What about invisibility? An invisible character can sneak into places, explore without getting caught, and (if so inclined) steal small objects. Unless his or her powers include walking through walls and closed doors, though, the invisible man or woman still needs to access enclosed areas in the normal, physical way. Furthermore, invisibility in the strictest sense has obvious drawbacks. Do your clothes disappear with you? If not, you have to endure the discomforts of nudity. In H. G. Wells's classic novel, anything eaten by the invisible man remains visible until digested, so the time periods during which he can be truly unseen are limited. More effective might be a gift for clouding the minds of observers, like the Shadow; in that case, cameras would still reveal the hero's presence.

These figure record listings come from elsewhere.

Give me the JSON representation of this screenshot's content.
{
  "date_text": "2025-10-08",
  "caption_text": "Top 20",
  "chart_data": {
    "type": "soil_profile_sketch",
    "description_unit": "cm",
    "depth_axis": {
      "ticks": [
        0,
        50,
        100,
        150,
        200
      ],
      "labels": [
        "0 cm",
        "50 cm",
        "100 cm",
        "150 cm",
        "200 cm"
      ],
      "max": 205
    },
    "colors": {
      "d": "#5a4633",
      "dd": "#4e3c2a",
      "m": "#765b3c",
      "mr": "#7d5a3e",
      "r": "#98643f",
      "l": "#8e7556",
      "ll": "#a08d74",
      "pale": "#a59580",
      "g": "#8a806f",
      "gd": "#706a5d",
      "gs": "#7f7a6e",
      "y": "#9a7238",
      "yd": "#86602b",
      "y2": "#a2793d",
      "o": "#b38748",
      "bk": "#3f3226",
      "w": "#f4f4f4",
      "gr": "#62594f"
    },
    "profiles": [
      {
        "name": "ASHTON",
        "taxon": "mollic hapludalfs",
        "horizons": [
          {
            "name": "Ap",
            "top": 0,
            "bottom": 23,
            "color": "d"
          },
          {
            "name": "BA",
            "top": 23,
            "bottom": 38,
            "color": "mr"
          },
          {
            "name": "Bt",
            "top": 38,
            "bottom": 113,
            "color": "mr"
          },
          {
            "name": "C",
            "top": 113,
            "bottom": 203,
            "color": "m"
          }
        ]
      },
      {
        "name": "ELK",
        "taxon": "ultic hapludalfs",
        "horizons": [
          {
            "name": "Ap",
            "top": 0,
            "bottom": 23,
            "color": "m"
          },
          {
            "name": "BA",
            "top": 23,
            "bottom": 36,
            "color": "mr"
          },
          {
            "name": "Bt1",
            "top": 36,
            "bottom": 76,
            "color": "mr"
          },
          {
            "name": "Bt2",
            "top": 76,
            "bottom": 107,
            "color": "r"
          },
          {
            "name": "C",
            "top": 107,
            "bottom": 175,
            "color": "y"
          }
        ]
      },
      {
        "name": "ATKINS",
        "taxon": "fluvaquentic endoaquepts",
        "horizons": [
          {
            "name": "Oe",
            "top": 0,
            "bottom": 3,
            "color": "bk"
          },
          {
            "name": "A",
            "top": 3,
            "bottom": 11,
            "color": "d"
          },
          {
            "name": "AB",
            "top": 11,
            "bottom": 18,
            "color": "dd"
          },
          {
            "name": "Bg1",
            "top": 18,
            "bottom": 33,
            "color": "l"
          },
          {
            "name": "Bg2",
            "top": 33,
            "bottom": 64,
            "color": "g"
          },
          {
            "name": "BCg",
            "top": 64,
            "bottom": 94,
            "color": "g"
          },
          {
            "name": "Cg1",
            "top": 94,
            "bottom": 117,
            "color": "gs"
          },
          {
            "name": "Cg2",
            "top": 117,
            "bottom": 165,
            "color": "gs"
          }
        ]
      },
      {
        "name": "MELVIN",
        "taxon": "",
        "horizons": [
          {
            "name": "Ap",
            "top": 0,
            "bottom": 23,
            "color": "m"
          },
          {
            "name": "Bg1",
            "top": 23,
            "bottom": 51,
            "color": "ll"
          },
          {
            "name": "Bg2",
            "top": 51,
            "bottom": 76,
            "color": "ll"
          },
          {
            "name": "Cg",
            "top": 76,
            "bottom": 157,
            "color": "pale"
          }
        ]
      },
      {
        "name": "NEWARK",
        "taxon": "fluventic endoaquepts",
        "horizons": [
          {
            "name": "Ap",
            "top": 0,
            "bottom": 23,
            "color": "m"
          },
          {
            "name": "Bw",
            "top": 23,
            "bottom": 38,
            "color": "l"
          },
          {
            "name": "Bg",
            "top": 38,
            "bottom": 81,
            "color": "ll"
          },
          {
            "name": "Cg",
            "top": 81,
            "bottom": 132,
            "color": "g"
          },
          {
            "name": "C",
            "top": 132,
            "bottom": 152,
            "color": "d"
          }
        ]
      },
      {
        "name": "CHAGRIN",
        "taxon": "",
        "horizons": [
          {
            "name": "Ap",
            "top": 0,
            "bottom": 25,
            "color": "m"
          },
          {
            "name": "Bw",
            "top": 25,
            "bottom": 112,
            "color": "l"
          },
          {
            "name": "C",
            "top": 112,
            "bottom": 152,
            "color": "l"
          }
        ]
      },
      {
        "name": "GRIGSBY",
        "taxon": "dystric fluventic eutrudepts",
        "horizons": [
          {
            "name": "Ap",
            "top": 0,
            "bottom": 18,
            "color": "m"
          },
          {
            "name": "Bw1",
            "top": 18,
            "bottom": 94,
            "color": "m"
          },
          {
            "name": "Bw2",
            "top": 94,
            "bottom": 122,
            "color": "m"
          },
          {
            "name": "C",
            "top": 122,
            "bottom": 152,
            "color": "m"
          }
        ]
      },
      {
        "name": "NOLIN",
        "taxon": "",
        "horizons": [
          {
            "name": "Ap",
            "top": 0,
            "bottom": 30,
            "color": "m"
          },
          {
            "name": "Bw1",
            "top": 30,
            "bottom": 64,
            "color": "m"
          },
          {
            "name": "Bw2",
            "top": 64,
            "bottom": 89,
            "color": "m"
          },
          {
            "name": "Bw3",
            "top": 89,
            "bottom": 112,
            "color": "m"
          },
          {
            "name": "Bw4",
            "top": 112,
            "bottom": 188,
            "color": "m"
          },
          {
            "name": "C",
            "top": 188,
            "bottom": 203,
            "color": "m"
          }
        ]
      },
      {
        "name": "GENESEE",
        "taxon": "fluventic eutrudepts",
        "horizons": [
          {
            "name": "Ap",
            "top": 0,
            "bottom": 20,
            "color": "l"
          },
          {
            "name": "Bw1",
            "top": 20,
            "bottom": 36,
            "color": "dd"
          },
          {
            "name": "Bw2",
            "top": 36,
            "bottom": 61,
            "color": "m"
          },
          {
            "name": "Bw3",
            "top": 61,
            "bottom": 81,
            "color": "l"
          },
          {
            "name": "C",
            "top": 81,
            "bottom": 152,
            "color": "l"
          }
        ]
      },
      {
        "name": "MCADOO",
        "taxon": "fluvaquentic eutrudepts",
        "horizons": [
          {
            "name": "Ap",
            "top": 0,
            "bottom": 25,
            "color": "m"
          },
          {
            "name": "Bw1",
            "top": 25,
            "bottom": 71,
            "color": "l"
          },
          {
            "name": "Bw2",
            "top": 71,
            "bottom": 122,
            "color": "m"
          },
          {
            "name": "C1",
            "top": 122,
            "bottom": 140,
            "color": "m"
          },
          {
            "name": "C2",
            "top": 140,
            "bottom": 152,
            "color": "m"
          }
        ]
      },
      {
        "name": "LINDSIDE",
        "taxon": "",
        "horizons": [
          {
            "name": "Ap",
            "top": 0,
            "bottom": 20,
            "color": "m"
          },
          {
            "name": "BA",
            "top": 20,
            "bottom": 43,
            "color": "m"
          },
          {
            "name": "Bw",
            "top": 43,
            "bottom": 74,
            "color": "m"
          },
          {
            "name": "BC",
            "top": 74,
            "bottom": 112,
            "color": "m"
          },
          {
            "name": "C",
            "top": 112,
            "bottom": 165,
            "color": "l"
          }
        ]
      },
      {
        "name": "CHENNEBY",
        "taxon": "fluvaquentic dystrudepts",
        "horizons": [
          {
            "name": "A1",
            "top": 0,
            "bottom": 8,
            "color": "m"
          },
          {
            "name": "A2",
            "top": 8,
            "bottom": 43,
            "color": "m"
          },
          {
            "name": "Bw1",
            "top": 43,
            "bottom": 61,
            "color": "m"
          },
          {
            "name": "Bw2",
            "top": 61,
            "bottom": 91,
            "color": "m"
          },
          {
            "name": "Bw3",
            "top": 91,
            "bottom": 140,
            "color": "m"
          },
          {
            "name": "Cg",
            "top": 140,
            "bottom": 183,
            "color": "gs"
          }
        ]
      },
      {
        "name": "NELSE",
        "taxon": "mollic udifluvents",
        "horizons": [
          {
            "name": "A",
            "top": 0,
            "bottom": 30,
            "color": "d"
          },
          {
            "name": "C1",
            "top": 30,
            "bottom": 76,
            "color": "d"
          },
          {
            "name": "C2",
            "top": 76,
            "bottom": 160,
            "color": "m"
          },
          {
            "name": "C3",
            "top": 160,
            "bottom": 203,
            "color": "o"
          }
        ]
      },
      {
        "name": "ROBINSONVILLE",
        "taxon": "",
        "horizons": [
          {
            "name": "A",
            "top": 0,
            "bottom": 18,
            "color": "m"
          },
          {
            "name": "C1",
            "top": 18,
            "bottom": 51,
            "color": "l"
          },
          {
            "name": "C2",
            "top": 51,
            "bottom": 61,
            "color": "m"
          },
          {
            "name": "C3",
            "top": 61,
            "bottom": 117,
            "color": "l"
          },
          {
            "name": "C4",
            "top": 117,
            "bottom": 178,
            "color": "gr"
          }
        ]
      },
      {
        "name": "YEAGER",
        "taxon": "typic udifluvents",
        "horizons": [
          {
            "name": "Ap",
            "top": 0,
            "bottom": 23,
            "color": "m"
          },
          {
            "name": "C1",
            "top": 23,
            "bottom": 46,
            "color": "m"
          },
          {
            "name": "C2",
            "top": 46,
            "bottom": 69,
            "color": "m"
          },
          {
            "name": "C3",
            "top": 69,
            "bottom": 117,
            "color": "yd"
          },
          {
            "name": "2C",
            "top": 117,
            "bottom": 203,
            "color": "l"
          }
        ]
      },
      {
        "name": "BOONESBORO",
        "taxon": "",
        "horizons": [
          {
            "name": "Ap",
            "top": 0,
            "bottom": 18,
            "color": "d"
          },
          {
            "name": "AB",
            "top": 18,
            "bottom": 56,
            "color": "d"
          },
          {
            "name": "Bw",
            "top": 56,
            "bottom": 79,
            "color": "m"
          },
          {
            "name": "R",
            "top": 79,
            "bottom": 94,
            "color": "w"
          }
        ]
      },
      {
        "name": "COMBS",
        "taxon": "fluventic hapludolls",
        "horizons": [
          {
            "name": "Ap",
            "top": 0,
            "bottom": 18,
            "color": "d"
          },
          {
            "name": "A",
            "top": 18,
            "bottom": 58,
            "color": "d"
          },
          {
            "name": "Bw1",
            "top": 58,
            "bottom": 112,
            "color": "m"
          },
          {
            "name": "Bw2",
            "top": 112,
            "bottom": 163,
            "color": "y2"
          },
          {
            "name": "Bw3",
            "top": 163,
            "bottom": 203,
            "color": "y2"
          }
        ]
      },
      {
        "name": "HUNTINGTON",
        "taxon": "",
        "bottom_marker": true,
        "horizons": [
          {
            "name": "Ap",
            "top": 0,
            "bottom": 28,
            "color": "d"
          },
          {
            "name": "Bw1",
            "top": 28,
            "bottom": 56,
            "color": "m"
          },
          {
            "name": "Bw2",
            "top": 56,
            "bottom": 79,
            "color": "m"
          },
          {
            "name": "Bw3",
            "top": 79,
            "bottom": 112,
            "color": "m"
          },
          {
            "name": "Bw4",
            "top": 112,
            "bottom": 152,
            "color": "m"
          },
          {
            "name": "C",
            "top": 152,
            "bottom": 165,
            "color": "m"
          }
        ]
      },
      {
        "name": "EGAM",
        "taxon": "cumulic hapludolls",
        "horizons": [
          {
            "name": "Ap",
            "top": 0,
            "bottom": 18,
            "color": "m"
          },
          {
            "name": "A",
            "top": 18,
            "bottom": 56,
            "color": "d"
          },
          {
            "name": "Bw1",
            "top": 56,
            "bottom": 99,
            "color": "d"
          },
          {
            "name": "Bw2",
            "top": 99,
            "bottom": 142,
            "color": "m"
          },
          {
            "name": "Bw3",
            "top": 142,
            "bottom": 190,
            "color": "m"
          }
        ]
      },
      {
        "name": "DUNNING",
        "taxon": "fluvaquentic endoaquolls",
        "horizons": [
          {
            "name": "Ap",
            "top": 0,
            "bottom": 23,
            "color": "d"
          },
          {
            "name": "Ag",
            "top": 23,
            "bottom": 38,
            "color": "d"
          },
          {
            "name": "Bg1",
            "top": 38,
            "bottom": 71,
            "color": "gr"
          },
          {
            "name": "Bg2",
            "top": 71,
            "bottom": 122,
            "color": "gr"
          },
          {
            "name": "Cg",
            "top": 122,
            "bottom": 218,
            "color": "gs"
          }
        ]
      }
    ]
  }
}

The most versatile type of superpower might be a multifaceted psychic talent such as the ability to read and control people's minds (provided you could shield against the thoughts and emotions of others at will). There we get into some deeper ethical problems, though.

Margaret L. Carter

Carter's Crypt

Thursday, May 19, 2016

Real-Life "Superpowers"

Here are three lists of real-life extraordinary human anomalies from the "Cracked" website:

DNA Mutations That Make Ordinary People X-Men

Personally, I wouldn't classify genes for adventurousness and happiness as superpowers, simply normal variations. The Argentinians who have a supernormal tolerance for arsenic and the Inuit who process dietary fats differently from the rest of us, though, strike me as bona-fide extraordinary.

A sample of abilities everybody has in infancy but loses as he or she grows up:

5 Superpowers We All Had as Babies

A recurring theme of these infant "powers" is that growth requires pruning and focusing so that some abilities get lost as a necessary part of adjustment to the needs of adult life. For instance, pre-verbal babies can hear and produce all the sounds possible to the human vocal apparatus; when they learn to talk, however, they "forget" how to process the sounds their native language doesn't use. Reminds me of the scene in MARY POPPINS where we're told all babies understand the language of birds, yet as they learn human speech, they lose that gift.

How about a man who can touch live wires with impunity because he has seven to eight times greater resistance to electricity than the average person? Or the autistic savant with perfect visual memory, who can draw a whole city in accurate detail after seeing it once? The man who can control his autonomic body functions so well he can sit almost naked on ice without freezing and the man with reflexes faster than the human eye can follow also fit credibly into the "superpower" category:

6 Real People with Superpowers

If the environment changed radically enough in some distant future era, could one of these traits become so important to survival that it spread widely through the population, making individuals who carried that gene an elite group? In the back story of Tanith Lee's SABELLA, a human-like species evolved a form of gender dimorphism in which women fed on the blood of their mates, so that the population could survive dire, long-term food scarcity. How great a change in the environment would be required to generate alterations in human biology this extreme? Or the tendril-bearing, telepathic mutants of A. E. Van Vogt's SLAN or the Simes and Gens of Jacqueline's far-future Earth?